A third tactic for trying out lifestyle upgrades is to simply comparison shop. Sometimes, by comparison shopping, you can find an opportunity for a lifestyle upgrade but find that it doesn’t cost any more than you already have. For example, a friend of mine recently switched cellular providers, which enabled him to get a better smart phone and a larger data plan for the same price he was already paying.

Final Thoughts

Lifestyle inflation is a sure way to prevent yourself from reaching your financial goals, whatever they may be.
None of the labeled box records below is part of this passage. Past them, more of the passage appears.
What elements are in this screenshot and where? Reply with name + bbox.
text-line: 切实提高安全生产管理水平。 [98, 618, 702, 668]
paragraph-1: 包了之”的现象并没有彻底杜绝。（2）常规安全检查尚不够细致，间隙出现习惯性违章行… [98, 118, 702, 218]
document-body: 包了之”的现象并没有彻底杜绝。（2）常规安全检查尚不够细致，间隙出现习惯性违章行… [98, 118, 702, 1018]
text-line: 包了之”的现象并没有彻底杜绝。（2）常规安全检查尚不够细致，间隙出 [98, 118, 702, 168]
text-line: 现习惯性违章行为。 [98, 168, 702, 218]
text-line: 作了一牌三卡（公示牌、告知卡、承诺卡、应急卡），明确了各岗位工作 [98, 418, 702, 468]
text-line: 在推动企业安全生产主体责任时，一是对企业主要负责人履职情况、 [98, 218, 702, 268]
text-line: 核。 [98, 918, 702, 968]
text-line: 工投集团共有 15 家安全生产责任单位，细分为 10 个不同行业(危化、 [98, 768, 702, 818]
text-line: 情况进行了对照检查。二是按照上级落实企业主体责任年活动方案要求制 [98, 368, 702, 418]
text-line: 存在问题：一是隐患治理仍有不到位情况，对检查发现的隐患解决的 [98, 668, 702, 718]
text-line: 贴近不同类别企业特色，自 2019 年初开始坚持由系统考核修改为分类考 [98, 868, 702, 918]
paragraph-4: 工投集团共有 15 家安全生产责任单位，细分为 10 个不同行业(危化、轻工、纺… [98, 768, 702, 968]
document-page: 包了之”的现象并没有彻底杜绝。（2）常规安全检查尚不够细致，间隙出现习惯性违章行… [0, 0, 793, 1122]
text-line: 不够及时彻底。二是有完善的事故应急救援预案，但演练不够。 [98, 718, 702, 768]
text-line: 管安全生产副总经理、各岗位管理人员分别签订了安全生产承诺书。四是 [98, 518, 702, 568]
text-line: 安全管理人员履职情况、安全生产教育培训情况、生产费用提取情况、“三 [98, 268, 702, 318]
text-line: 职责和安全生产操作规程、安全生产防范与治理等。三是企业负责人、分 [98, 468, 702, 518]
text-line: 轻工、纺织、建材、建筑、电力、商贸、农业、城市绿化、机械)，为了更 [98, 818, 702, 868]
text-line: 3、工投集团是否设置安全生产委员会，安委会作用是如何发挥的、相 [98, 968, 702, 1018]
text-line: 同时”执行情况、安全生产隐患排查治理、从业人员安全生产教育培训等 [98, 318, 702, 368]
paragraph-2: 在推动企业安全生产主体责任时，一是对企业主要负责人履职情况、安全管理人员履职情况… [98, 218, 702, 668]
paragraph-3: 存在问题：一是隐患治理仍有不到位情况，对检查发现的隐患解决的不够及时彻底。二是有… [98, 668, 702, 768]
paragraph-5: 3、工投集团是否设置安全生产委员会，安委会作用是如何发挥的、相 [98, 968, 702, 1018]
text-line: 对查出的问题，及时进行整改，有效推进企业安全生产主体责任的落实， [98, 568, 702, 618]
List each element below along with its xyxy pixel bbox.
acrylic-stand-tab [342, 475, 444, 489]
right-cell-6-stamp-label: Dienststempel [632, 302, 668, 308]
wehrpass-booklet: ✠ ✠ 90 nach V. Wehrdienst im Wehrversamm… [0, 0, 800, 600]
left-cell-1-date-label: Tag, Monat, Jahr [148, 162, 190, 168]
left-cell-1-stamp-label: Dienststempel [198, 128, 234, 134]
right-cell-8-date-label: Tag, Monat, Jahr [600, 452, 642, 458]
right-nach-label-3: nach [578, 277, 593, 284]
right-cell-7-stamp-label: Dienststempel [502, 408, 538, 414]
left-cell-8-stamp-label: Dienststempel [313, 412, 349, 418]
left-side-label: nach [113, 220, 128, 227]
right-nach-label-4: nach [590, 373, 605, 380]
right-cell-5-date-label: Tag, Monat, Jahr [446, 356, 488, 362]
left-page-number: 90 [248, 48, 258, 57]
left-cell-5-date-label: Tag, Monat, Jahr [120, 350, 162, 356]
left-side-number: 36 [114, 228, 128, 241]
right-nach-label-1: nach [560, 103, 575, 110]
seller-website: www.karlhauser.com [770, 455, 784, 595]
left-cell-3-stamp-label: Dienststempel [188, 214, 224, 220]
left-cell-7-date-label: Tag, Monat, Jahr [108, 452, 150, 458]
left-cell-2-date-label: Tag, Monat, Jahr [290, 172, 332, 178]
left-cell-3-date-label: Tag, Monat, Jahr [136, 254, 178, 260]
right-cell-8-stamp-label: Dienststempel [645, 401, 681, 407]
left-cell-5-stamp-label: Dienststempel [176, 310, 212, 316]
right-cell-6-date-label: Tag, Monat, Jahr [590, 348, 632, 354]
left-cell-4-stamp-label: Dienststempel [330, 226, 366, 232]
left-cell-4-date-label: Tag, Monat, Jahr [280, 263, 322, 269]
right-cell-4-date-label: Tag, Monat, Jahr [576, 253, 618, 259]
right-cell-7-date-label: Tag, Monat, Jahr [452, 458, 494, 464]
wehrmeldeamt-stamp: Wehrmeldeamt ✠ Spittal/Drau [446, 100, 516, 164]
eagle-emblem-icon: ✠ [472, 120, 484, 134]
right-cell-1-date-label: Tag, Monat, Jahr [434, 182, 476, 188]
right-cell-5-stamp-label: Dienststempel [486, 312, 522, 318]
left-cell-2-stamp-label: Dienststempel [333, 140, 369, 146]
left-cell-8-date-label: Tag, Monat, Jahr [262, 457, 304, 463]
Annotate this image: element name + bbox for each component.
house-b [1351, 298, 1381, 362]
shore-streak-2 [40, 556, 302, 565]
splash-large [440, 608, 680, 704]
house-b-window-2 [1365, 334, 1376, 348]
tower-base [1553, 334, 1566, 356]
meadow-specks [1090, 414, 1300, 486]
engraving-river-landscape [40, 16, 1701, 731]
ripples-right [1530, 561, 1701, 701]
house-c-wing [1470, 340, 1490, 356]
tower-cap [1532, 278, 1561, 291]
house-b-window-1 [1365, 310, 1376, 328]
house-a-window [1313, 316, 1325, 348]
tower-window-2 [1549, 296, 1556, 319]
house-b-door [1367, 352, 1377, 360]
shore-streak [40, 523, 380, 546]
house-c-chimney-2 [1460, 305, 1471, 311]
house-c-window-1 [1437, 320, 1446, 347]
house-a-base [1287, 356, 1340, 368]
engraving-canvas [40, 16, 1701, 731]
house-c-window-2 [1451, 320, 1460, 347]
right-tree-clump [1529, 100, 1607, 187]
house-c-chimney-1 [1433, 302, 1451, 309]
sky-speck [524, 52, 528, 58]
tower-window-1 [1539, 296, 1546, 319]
If you have big dreams for the future, yet you take your raises and you spend all of that money on short-term pleasures, what you’ll find is that those short term pleasures will almost entirely fade away but you won’t have that long-term goal either.

Being aware of lifestyle inflation is just the first step. Take actions to keep lifestyle inflation from damaging the big dreams you have for the future. You’ll be glad you did.